Accessing Investment Loan Options From Multiple Lenders
Different lenders assess new migrants differently. Some won't lend to temporary visa holders at all. Others offer full features but price the loan higher. A handful treat certain visa categories the same as permanent residents if you meet employment and deposit criteria. Concordia Finance works with banks and lenders across Australia, which means you're not limited to one lender's policy on investor deposits, visa status, or offshore income.
Rate discounts also vary. A lender offering a discounted variable rate for owner-occupiers might not extend the same discount to investors, or they might reserve their lowest investor interest rates for clients with a loan to value ratio under 70%. Comparing investment loan options across multiple lenders rather than applying directly with your bank often results in a better interest rate and more suitable loan features for your situation.
What Happens If You Want to Refinance Later
One advantage of a variable rate investment loan is that you can refinance without paying break costs. If another lender offers a lower rate, better features, or more flexible serviceability treatment as your income grows, you can switch. This matters for new migrants whose financial position often changes significantly in the first few years after arrival.
If you've built equity in the property, refinancing also lets you access that equity for another deposit, renovations, or debt consolidation. Some lenders will reassess your borrowing capacity based on updated income or visa status, which can increase your loan amount if your circumstances have improved. A loan health check every couple of years helps you identify whether your current loan still suits your goals or whether refinancing would save you money.
If you're thinking about buying an investment property and you're not sure whether a variable rate suits your situation, call one of our team or book an appointment at a time that works for you. We'll walk through your deposit, visa status, and investment strategy to find loan options that match where you are now and where you're heading.
Frequently Asked Questions
What is a variable rate investment loan?
A variable rate investment loan is a home loan for purchasing rental property where the interest rate changes with market conditions. It typically includes features like offset accounts, redraw facilities, and the ability to make extra repayments without penalty.
Can new migrants get an investment loan with a variable rate in Australia?
Yes, new migrants can access investment loans, though deposit requirements and interest rates vary depending on your visa type and lender policy. Some lenders treat temporary visa holders as non-residents and require deposits of 20% or more, while others offer more flexible terms for certain visa categories.

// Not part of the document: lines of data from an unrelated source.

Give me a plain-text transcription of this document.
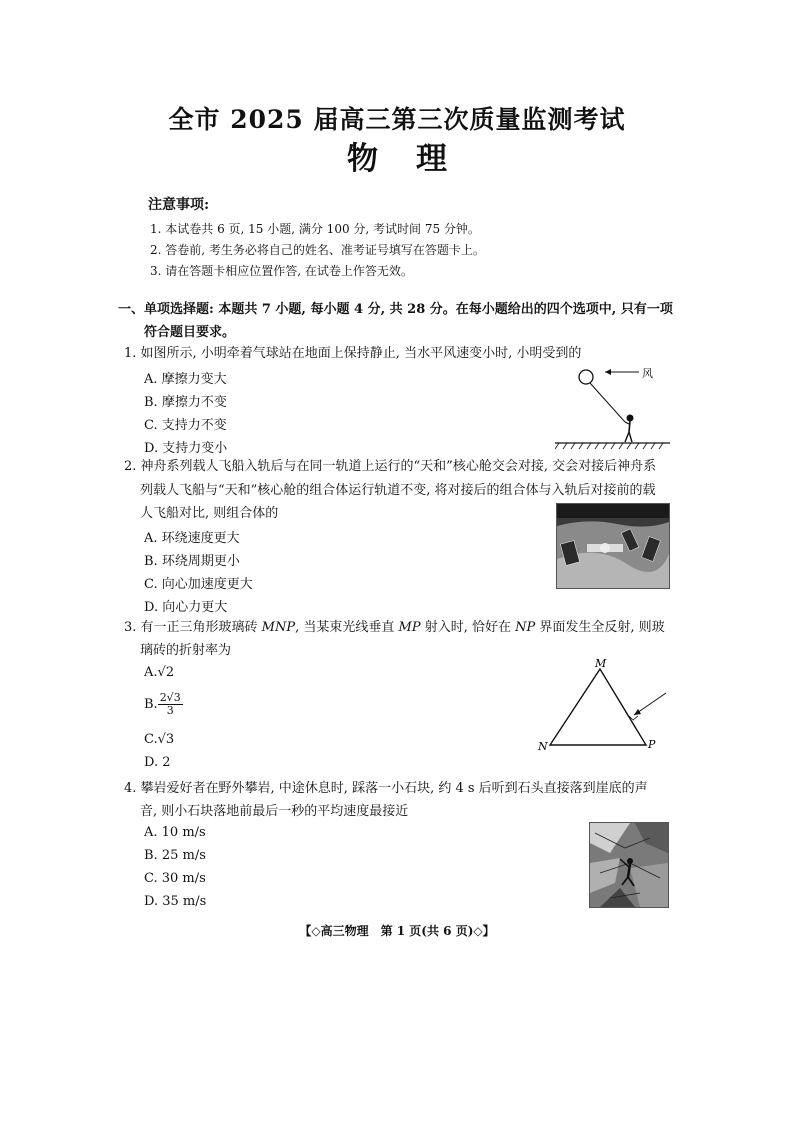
全市 2025 届高三第三次质量监测考试
物理
注意事项:
1. 本试卷共 6 页, 15 小题, 满分 100 分, 考试时间 75 分钟。
2. 答卷前, 考生务必将自己的姓名、准考证号填写在答题卡上。
3. 请在答题卡相应位置作答, 在试卷上作答无效。
一、单项选择题: 本题共 7 小题, 每小题 4 分, 共 28 分。在每小题给出的四个选项中, 只有一项
符合题目要求。
1. 如图所示, 小明牵着气球站在地面上保持静止, 当水平风速变小时, 小明受到的
A. 摩擦力变大
B. 摩擦力不变
C. 支持力不变
D. 支持力变小
风
2. 神舟系列载人飞船入轨后与在同一轨道上运行的“天和”核心舱交会对接, 交会对接后神舟系
列载人飞船与“天和”核心舱的组合体运行轨道不变, 将对接后的组合体与入轨后对接前的载
人飞船对比, 则组合体的
A. 环绕速度更大
B. 环绕周期更小
C. 向心加速度更大
D. 向心力更大
3. 有一正三角形玻璃砖 MNP, 当某束光线垂直 MP 射入时, 恰好在 NP 界面发生全反射, 则玻
璃砖的折射率为
A.√2
B. $\frac{2√3}{3}$
C.√3
D. 2
M
N	P
4. 攀岩爱好者在野外攀岩, 中途休息时, 踩落一小石块, 约 4 s 后听到石头直接落到崖底的声
音, 则小石块落地前最后一秒的平均速度最接近
A. 10 m/s
B. 25 m/s
C. 30 m/s
D. 35 m/s
【◇高三物理　第 1 页(共 6 页)◇】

How do negative gearing rules affect variable rate investment loans?
Negative gearing lets you claim rental property losses as tax deductions. Recent changes mean losses on established properties bought after May 2026 can only offset rental income or property capital gains from mid-2027 onwards, not wages. Variable rate loans allow you to refinance or adjust your structure in response to these rule changes without penalties.
What is the difference between interest-only and principal and interest repayments on a variable investment loan?
Interest-only repayments cover just the interest, keeping repayments lower and potentially maximising tax deductions, but you don't reduce the loan balance. Principal and interest repayments are higher but build equity over time. Most variable rate loans let you switch between the two structures without refinancing.
Why would I choose a variable rate over a fixed rate for my investment property?
Variable rates offer flexibility to make extra repayments, access redraw facilities, and refinance without break costs. This suits investors who want to respond to changing income, interest rate movements, or opportunities to expand their property portfolio without restrictions.